According to researchers with Hiroshima University, people who take longer to eat are less likely to become obese or to develop “metabolic syndrome,” a catch-all term for heart disease, diabetes and stroke risk factors.
“Eating more slowly may be a crucial lifestyle change to help prevent metabolic syndrome,” says Takayuki Yamaji, study author and cardiologist at the university, in a release from the American Heart Association. “When people eat fast they tend not to feel full and are more likely to overeat. Eating fast causes bigger glucose fluctuation, which can lead to insulin resistance.

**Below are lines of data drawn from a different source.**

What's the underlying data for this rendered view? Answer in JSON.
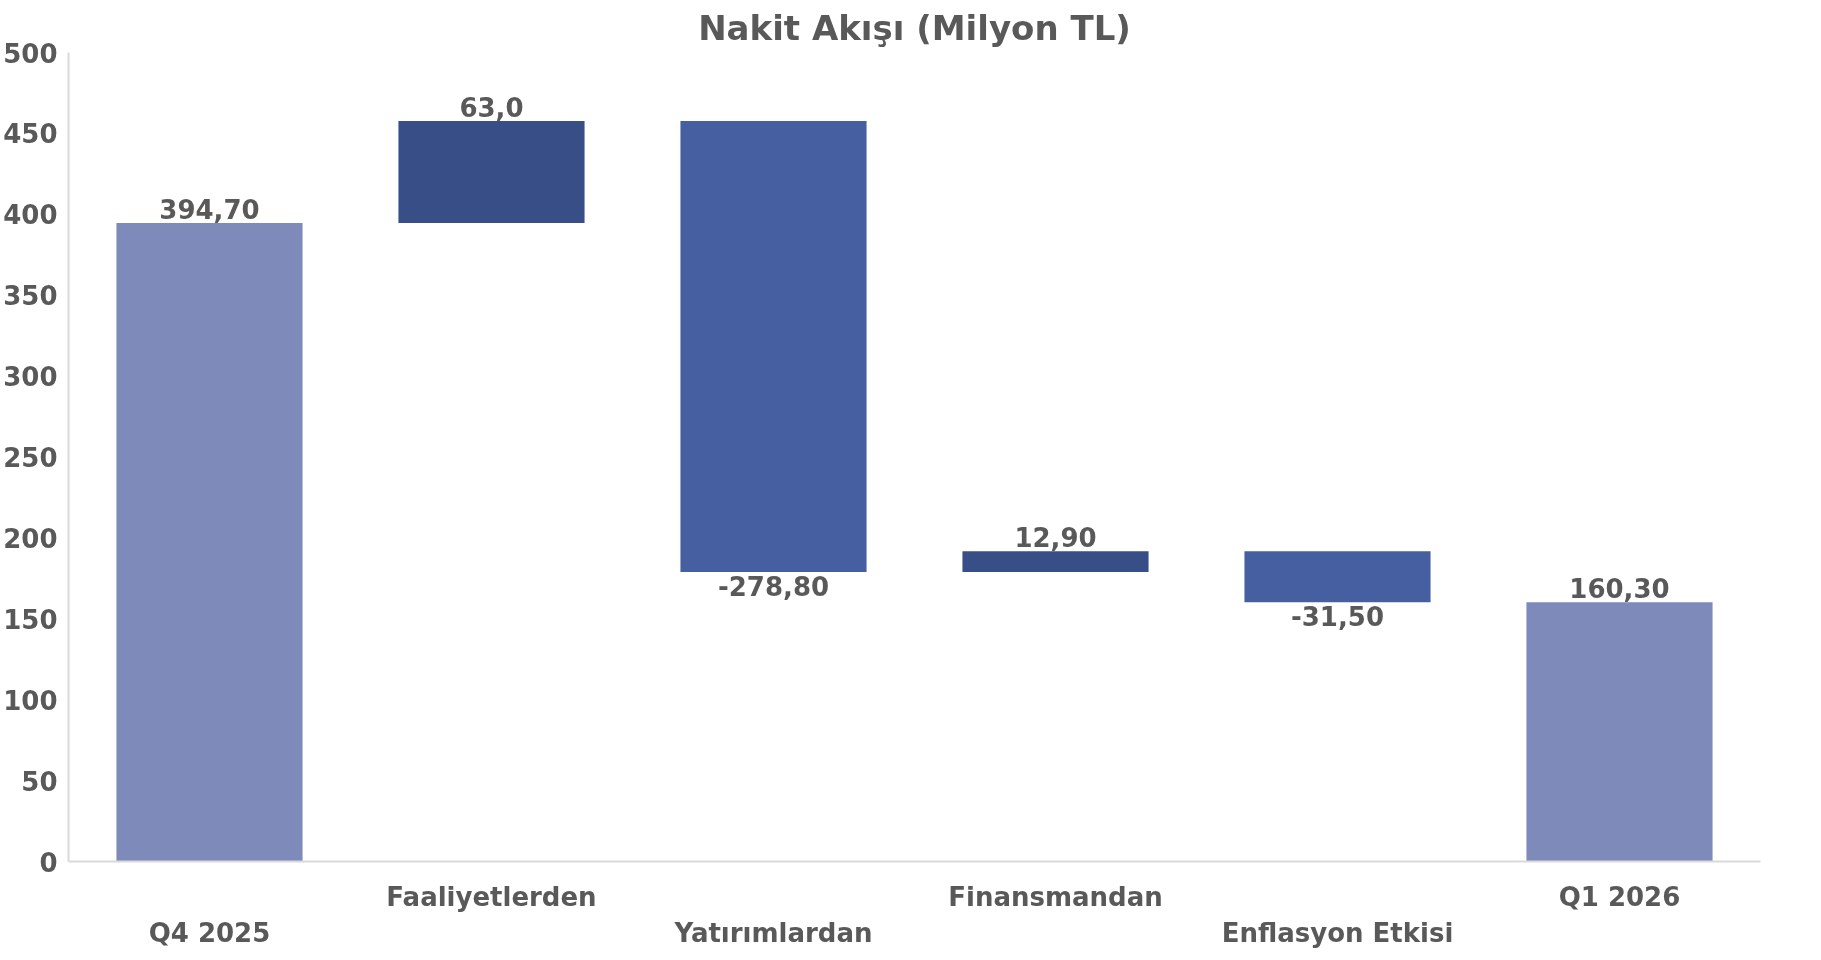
{
  "chart_data": {
    "type": "bar",
    "title": "Nakit Akışı (Milyon TL)",
    "categories": [
      "Q4 2025",
      "Faaliyetlerden",
      "Yatırımlardan",
      "Finansmandan",
      "Enflasyon Etkisi",
      "Q1 2026"
    ],
    "values": [
      394.7,
      63.0,
      -278.8,
      12.9,
      -31.5,
      160.3
    ],
    "base": [
      0,
      394.7,
      457.7,
      178.9,
      191.8,
      0
    ],
    "colors": [
      "#7d8aba",
      "#374f86",
      "#465fa0",
      "#374f86",
      "#465fa0",
      "#7d8aba"
    ],
    "value_labels": [
      "394,70",
      "63,0",
      "-278,80",
      "12,90",
      "-31,50",
      "160,30"
    ],
    "ylim": [
      0,
      500
    ],
    "yticks": [
      0,
      50,
      100,
      150,
      200,
      250,
      300,
      350,
      400,
      450,
      500
    ],
    "grid": false
  }
}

Patients are considered to have metabolic syndrome when they have any three of the following risk factors: abdominal obesity, high fasting blood sugar, high blood pressure, high triglycerides and/or low HDL cholesterol.
Yamaji and his team conducted a longitudinal study over five years to determine a possible correlation between speed of eating and developing metabolic syndrome. The average age of the 1,083 participants was 51.2 years. None of the 642 men and 441 women had metabolic syndrome at the beginning of the study.
Participants were placed in one of three groups depending on how they described their usual eating speed — slow, normal or fast.
After five years, the researchers looked at the outcomes. Of the fast eaters, 11.6% had developed metabolic syndrome. For those who ate at a normal pace, 6.5% had developed the syndrome while just 2.3% of slow eaters met the threshold for a metabolic syndrome diagnosis.
Researchers also found that participants who gobbled their food were more likely to have experienced weight gain, higher blood glucose and expanded waistlines over the course of the study.
The authors say their results are preliminary and limited to Japanese participants but they believe there is strong evidence that the chances of developing metabolic syndrome might be cut dramatically by simply eating slowly.
The study was presented at the American Heart Association’s Scientific Sessions 2017.